Я понял сразу. Сын. Артём.

Настя открыла. Он вошёл. Высокий, плечистый. Моя копия. Только глаза её — холодные, синие, как лёд. Увидел меня — замер. Щека дёрнулась.

— Ты что, с ума сошла?

— Тём, он болен...

— И что? Это теперь индульгенция?

Он подошёл ближе. Я встал. Стояли почти нос к носу.

— Ты. — Он почти прошипел. — Ты вычеркнул нас, а теперь пришёл умирать красиво?

Я не знал, что сказать. В горле стоял ком. Хотел протянуть руку — он отшатнулся.

— Знаешь, каково это — в школе отвечать, где твой отец? Знаешь, каково — видеть, как мать ночами мыла подъезды, потому что ты не платил алименты? Я работал с шестнадцати. А ты, судя по лицу, пил. Много.

Настя попыталась его остановить, но он уже кипел:

— Ты хочешь, чтобы я тебя пожалел? Нет, отец. Поздно. Очень поздно.

Он ушёл, хлопнув дверью. Я сел. Не плакал. Просто сидел, и боль в груди была не от опухоли.

Через два дня он вернулся. Принёс документы. Искал для меня стационар, нашёл паллиативный центр, говорит: «У них врачи хорошие. Бесплатно». Говорил быстро, холодно.

— Зачем ты это делаешь? — спросил я.

Он пожал плечами.

— Не для тебя. Для мамы.

Я кивнул. Он вышел.

А потом вернулся ночью. Сел на табурет у моей кровати. Молчал минут десять.

— Я помню, как ты учил меня ездить на велосипеде. Я упал тогда, колено разбил, ты на плечи посадил и нёс до дома.

— Я помню.

— Тогда я думал, что у меня самый сильный отец на свете.

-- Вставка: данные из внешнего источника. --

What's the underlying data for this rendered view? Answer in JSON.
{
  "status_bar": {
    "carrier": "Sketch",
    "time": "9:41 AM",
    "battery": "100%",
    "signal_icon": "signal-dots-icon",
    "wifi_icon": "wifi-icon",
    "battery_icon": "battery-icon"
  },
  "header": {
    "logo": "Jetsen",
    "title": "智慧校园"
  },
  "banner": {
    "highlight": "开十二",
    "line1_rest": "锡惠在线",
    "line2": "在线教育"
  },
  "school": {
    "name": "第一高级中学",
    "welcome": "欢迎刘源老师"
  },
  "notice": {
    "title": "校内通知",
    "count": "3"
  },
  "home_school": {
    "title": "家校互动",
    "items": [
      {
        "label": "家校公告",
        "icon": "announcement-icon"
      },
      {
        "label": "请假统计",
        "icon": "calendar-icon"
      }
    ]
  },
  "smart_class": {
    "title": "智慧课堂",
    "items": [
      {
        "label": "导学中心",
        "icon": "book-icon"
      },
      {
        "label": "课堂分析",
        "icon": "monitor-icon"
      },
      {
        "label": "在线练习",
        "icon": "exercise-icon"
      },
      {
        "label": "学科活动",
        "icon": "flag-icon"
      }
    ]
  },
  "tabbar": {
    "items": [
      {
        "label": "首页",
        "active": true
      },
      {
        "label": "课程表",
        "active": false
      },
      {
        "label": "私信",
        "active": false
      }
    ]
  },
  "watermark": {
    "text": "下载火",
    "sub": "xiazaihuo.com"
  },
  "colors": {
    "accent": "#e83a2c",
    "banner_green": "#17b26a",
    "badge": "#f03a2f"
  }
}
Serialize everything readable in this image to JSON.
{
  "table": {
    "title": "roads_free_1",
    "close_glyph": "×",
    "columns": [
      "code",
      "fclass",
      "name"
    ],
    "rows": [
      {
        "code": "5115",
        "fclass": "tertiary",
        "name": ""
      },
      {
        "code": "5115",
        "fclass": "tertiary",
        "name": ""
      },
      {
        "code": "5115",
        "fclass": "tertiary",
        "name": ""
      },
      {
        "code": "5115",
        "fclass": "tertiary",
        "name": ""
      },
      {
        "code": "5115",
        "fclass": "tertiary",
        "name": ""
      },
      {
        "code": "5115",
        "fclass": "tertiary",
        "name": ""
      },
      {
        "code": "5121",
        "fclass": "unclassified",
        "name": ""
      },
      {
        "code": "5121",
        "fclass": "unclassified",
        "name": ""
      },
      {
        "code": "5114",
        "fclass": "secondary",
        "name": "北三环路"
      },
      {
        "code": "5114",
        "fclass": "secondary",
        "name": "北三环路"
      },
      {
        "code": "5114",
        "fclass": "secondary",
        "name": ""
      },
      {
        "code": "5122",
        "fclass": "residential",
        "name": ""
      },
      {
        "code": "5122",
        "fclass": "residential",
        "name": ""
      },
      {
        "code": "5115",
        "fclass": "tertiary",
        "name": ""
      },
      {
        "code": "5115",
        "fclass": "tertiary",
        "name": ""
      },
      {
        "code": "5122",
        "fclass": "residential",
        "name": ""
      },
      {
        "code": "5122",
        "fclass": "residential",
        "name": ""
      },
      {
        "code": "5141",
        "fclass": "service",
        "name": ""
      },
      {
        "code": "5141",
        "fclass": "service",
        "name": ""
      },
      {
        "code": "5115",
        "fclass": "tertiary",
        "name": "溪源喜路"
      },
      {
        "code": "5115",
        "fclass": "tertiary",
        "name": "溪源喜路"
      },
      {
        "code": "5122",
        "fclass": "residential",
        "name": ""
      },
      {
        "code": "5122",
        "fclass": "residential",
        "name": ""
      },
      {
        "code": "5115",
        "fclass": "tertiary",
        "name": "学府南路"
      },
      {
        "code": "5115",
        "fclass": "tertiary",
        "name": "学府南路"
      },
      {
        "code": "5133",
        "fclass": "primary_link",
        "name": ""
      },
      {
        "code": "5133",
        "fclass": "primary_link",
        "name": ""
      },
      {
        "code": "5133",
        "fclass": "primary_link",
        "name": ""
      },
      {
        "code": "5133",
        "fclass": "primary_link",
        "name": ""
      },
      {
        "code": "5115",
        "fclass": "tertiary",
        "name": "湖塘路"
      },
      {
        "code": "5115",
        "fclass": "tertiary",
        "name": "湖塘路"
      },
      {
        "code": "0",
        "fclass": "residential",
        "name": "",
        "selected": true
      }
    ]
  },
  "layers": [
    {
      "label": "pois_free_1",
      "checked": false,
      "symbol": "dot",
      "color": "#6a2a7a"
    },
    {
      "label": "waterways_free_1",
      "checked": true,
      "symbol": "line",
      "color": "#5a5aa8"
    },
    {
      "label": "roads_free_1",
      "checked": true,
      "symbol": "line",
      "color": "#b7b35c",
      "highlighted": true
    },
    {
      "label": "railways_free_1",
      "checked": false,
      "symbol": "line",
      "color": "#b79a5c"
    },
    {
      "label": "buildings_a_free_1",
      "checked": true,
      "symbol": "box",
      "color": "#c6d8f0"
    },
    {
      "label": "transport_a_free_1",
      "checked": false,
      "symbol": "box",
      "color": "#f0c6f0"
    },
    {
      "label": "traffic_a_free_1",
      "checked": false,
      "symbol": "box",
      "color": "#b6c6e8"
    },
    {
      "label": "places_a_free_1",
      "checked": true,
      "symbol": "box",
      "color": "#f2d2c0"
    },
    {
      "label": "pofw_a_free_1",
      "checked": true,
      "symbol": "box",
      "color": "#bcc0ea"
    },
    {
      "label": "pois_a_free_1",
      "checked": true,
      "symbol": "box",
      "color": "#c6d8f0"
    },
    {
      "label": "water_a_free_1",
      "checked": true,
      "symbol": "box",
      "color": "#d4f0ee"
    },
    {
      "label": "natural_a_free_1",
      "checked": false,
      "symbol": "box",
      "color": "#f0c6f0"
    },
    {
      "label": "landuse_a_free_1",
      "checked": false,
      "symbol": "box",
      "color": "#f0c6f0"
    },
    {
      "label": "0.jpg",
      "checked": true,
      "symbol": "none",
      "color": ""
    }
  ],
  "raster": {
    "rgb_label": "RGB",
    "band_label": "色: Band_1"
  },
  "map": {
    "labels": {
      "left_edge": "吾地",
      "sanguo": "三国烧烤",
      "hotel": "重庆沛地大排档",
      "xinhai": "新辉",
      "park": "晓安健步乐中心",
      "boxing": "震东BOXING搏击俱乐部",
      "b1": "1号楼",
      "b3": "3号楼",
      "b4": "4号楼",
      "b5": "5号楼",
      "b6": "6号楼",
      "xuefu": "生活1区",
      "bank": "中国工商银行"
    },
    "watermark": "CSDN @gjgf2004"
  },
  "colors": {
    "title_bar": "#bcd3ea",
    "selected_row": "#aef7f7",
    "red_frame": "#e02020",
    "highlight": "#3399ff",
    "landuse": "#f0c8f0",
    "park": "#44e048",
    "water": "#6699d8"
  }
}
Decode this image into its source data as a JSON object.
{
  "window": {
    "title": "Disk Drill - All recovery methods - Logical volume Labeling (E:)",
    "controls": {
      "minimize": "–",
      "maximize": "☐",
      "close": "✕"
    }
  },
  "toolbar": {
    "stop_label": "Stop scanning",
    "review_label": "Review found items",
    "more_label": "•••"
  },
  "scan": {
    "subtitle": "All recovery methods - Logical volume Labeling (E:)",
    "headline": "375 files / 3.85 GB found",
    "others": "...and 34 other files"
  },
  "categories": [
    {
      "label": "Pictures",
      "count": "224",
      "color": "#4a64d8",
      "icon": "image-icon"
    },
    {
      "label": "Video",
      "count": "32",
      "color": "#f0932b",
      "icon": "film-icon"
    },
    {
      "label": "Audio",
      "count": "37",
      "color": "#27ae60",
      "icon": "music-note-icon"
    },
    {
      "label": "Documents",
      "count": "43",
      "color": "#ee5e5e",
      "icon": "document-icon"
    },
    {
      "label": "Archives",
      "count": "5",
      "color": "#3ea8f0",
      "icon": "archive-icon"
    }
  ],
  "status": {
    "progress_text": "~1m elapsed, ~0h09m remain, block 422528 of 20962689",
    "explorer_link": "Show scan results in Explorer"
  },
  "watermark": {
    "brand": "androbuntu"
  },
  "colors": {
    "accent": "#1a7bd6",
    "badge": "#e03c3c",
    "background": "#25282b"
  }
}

Пауза. Он поднял на меня глаза.

— Когда ты ушёл, мне казалось, что это моя вина. Что я как-то... не так себя вёл. Я пять лет не мог себе этого простить. А потом — начал тебя ненавидеть.

Он встал. Подошёл ближе. Положил руку мне на плечо.

— Я не прощаю. Но и не хочу больше жить с этим грузом.

Я кивнул. Не стал ничего говорить. Потому что в этот момент сердце моё разбилось — не от болезни. От того, что сын стал мужчиной. И оказался сильнее, чем я когда-либо был.

Я умер через три месяца. Настя сидела рядом. Артём был там тоже. Держал меня за руку. Сказал:

— Пап. Спасибо, что пришёл. Хоть под конец.

На кресте написали:

Алексей. 1974–2025. Вернулся. Ушёл не один.